When Jeffery returned to London in 1944, he was initially treated as a celebrity.
Anthony Eden, the Secretary of State and Prime Minister Winston Churchill both wanted to meet him.
But suddenly no one wanted to know him. He finished the war as a private in the British Army, peeling potatoes and cleaning latrines at a base camp.
It was whispered that Jeffery had collaborated with the Germans, and that rumour seems to have been accepted officially, although the Polish underground - which was in a better position to know - had recommended him to the British Government for decoration and a commission.
After the war, the Poles recognised the injustice when the commander of the Polish underground army, General Tadeuz Bor-Komorowski, personally awarded him the Polish Cross of Valour.

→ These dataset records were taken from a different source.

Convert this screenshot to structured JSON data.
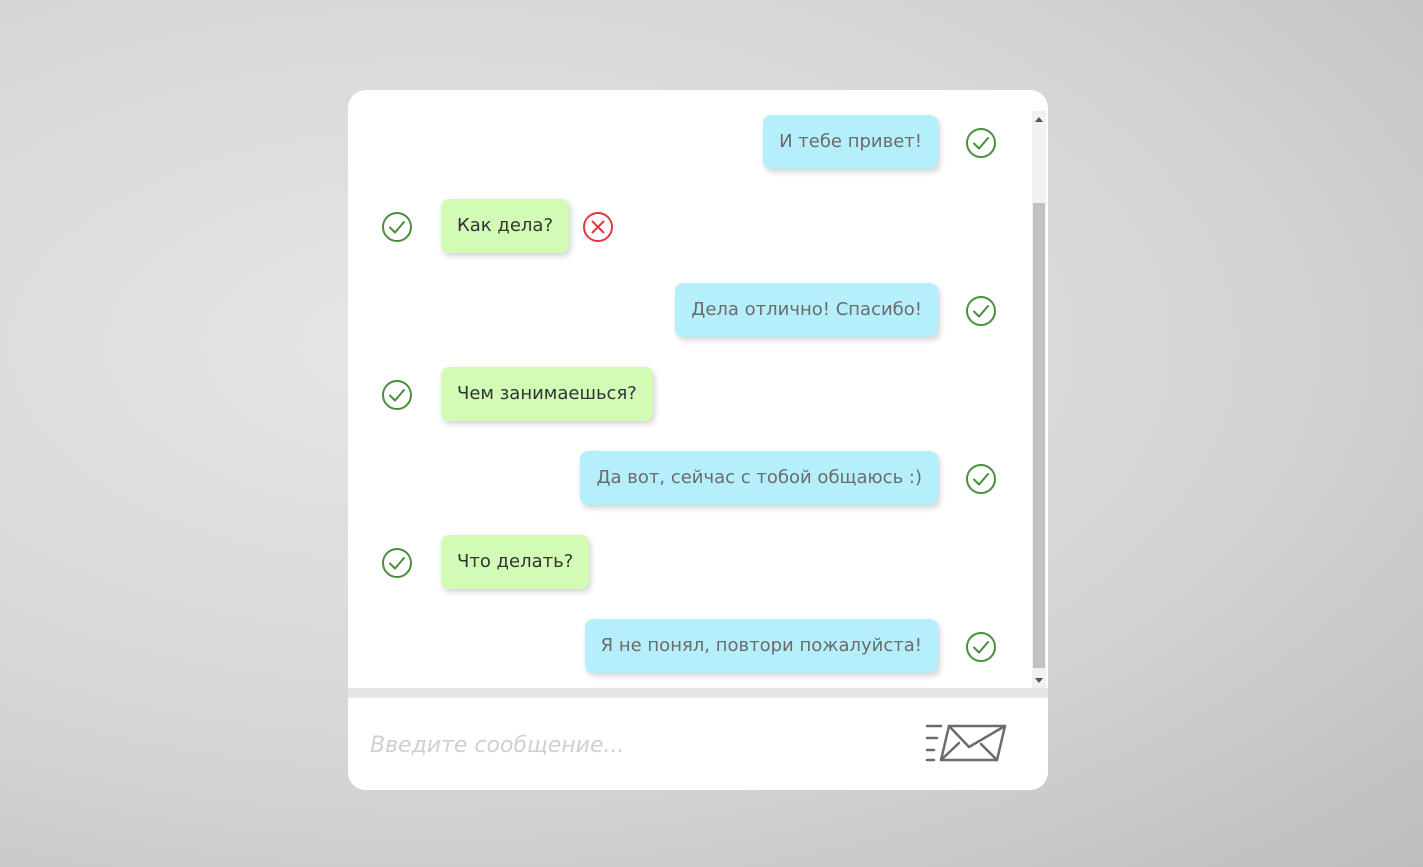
{
  "chat": {
    "messages": [
      {
        "side": "outgoing",
        "text": "И тебе привет!",
        "status": "delivered"
      },
      {
        "side": "incoming",
        "text": "Как дела?",
        "status": "delivered",
        "error": true
      },
      {
        "side": "outgoing",
        "text": "Дела отлично! Спасибо!",
        "status": "delivered"
      },
      {
        "side": "incoming",
        "text": "Чем занимаешься?",
        "status": "delivered"
      },
      {
        "side": "outgoing",
        "text": "Да вот, сейчас с тобой общаюсь :)",
        "status": "delivered"
      },
      {
        "side": "incoming",
        "text": "Что делать?",
        "status": "delivered"
      },
      {
        "side": "outgoing",
        "text": "Я не понял, повтори пожалуйста!",
        "status": "delivered"
      }
    ]
  },
  "input": {
    "placeholder": "Введите сообщение...",
    "value": ""
  },
  "icons": {
    "status": "check-circle-icon",
    "error": "close-circle-icon",
    "send": "send-envelope-icon"
  },
  "colors": {
    "outgoing_bubble": "#b6effc",
    "incoming_bubble": "#d2fcb6",
    "check": "#4a8f3c",
    "error": "#e0383e"
  }
}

He also received the Polish Underground Cross, and in 1995 he was made a Commander of the Order or Merit, one of the highest honours the Polish Government can bestow on a foreigner.

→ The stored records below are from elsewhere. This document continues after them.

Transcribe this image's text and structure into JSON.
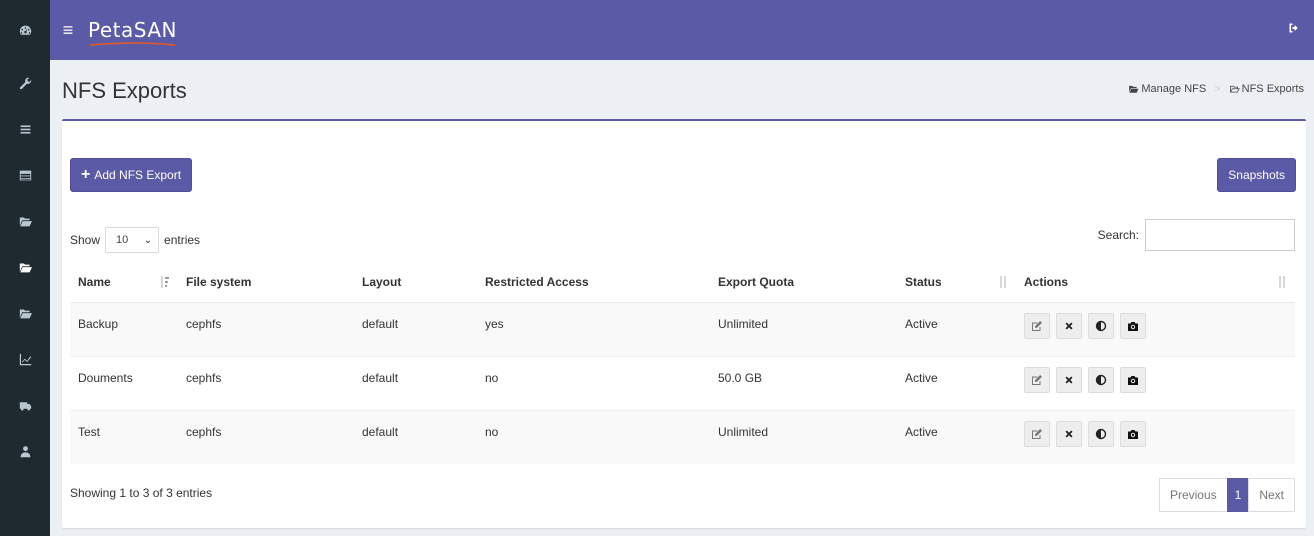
{
  "app": {
    "logo_text": "PetaSAN",
    "menu_icon": "hamburger-icon",
    "logout_icon": "sign-out-icon"
  },
  "sidebar": {
    "items": [
      {
        "icon": "dashboard-icon"
      },
      {
        "icon": "wrench-icon"
      },
      {
        "icon": "list-icon"
      },
      {
        "icon": "table-icon"
      },
      {
        "icon": "folder-open-icon"
      },
      {
        "icon": "folder-open-icon",
        "active": true
      },
      {
        "icon": "folder-open-icon"
      },
      {
        "icon": "line-chart-icon"
      },
      {
        "icon": "ambulance-icon"
      },
      {
        "icon": "user-icon"
      }
    ]
  },
  "header": {
    "title": "NFS Exports",
    "breadcrumb": [
      {
        "label": "Manage NFS",
        "icon": "folder-open-icon"
      },
      {
        "label": "NFS Exports",
        "icon": "folder-open-outline-icon"
      }
    ]
  },
  "toolbar": {
    "add_label": "Add NFS Export",
    "snapshots_label": "Snapshots"
  },
  "length_menu": {
    "show_label": "Show",
    "value": "10",
    "entries_label": "entries"
  },
  "search": {
    "label": "Search:",
    "value": ""
  },
  "table": {
    "columns": [
      "Name",
      "File system",
      "Layout",
      "Restricted Access",
      "Export Quota",
      "Status",
      "Actions"
    ],
    "rows": [
      {
        "name": "Backup",
        "fs": "cephfs",
        "layout": "default",
        "restricted": "yes",
        "quota": "Unlimited",
        "status": "Active"
      },
      {
        "name": "Douments",
        "fs": "cephfs",
        "layout": "default",
        "restricted": "no",
        "quota": "50.0 GB",
        "status": "Active"
      },
      {
        "name": "Test",
        "fs": "cephfs",
        "layout": "default",
        "restricted": "no",
        "quota": "Unlimited",
        "status": "Active"
      }
    ]
  },
  "footer": {
    "info": "Showing 1 to 3 of 3 entries",
    "pagination": {
      "previous": "Previous",
      "current": "1",
      "next": "Next"
    }
  },
  "colors": {
    "brand": "#5b5aa6",
    "sidebar_bg": "#1f2a30",
    "page_bg": "#ecf0f5"
  }
}
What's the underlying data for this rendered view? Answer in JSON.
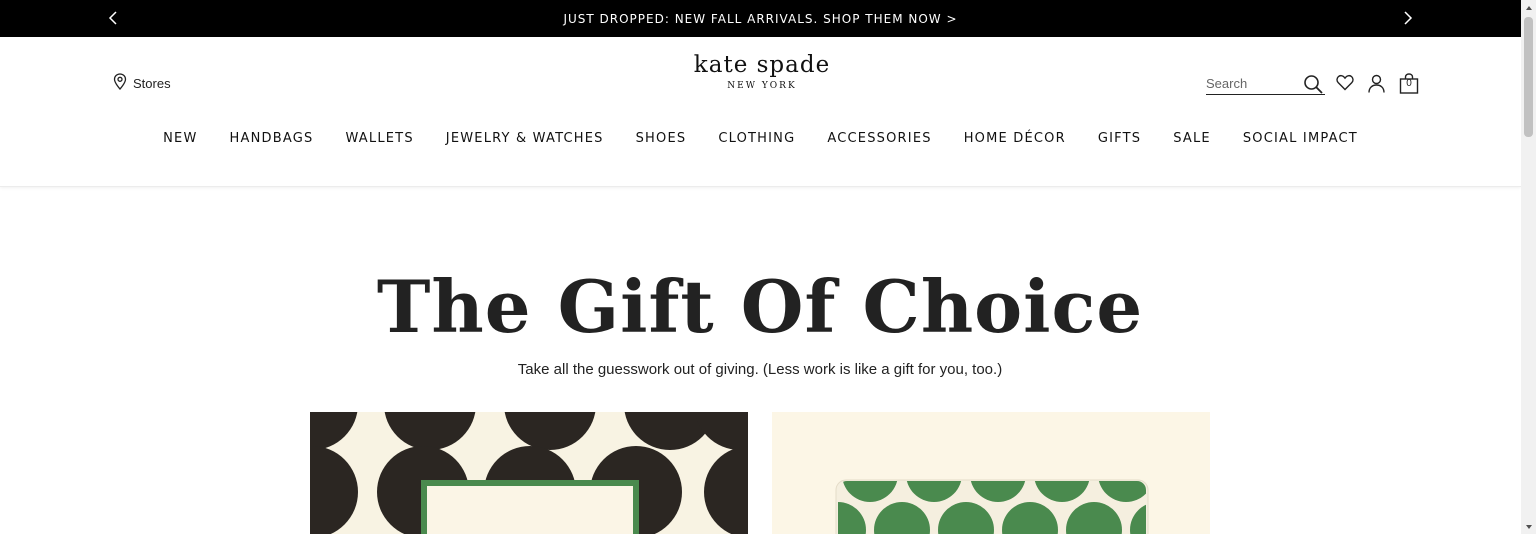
{
  "promo": {
    "text": "JUST DROPPED: NEW FALL ARRIVALS. SHOP THEM NOW >",
    "prev_icon": "chevron-left-icon",
    "next_icon": "chevron-right-icon"
  },
  "header": {
    "stores_label": "Stores",
    "logo_main": "kate spade",
    "logo_sub": "NEW YORK",
    "search_placeholder": "Search",
    "bag_count": "0"
  },
  "nav": {
    "items": [
      "NEW",
      "HANDBAGS",
      "WALLETS",
      "JEWELRY & WATCHES",
      "SHOES",
      "CLOTHING",
      "ACCESSORIES",
      "HOME DÉCOR",
      "GIFTS",
      "SALE",
      "SOCIAL IMPACT"
    ]
  },
  "hero": {
    "title": "The Gift Of Choice",
    "subtitle": "Take all the guesswork out of giving. (Less work is like a gift for you, too.)"
  },
  "colors": {
    "promo_bg": "#000000",
    "dot_dark": "#2b2622",
    "card_green": "#4a8a4e",
    "card_cream": "#fbf5e6"
  }
}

The Wellington-based Polish Consul, Stanislaw Amanowicz, described Jeffery as a brave and courageous man with the resistance movement and "one of the people who created the modern history of Poland".
"As a member of the Polish underground army he lived with Poles, he worked with Poles and he fought with Poles," he said.
Ron Jeffery was born in Kent of an English mother and a New Zealand West Coast miner who settled in England after World War I.
He eventually wrote about his wartime career in an autobiography, Red Runs the Vistula (a river in Warsaw).
He always maintained that one of those who fostered doubts about him was Philby, the double agent who defected to the Soviet Union in 1963.
He believed the British spymaster did not want him to disclose any of the damning evidence he had gathered of Soviet conduct during the war.
In particular, Jeffery knew too much about the Katyn massacre, in which thousands of manacled Polish officers (most reported figures suggest about 15,000) were slaughtered by the Soviet Union.
Jeffery maintained that the Russians were responsible. But the Kremlin blamed Nazi Germany for decades, before Moscow finally owned up in 1990.
Deeply disillusioned and disappointed after the war, Jeffery migrated to New Zealand and ran a business.
He also, in 1987, stood unsuccessfully for the National party in Mangere against David Lange.
His World War II escapades, when the Gestapo reportedly once described him as "one of the foxiest devils in Europe" sound like the stuff of movies.
His story was made into a docudrama, The Betrayal, by New Zealand producer John Anderson in 1996.
Anderson found several verifications of Jeffery's story and included interviews with the Polish woman Jeffery married during the war, Marysia Kaziu, several other Poles who sheltered him and Scots soldier Tommie Muir, who escaped from a prison camp to Warsaw with Jeffery.
Jeffery, who also wrote fiction, died after a prolonged period of disability.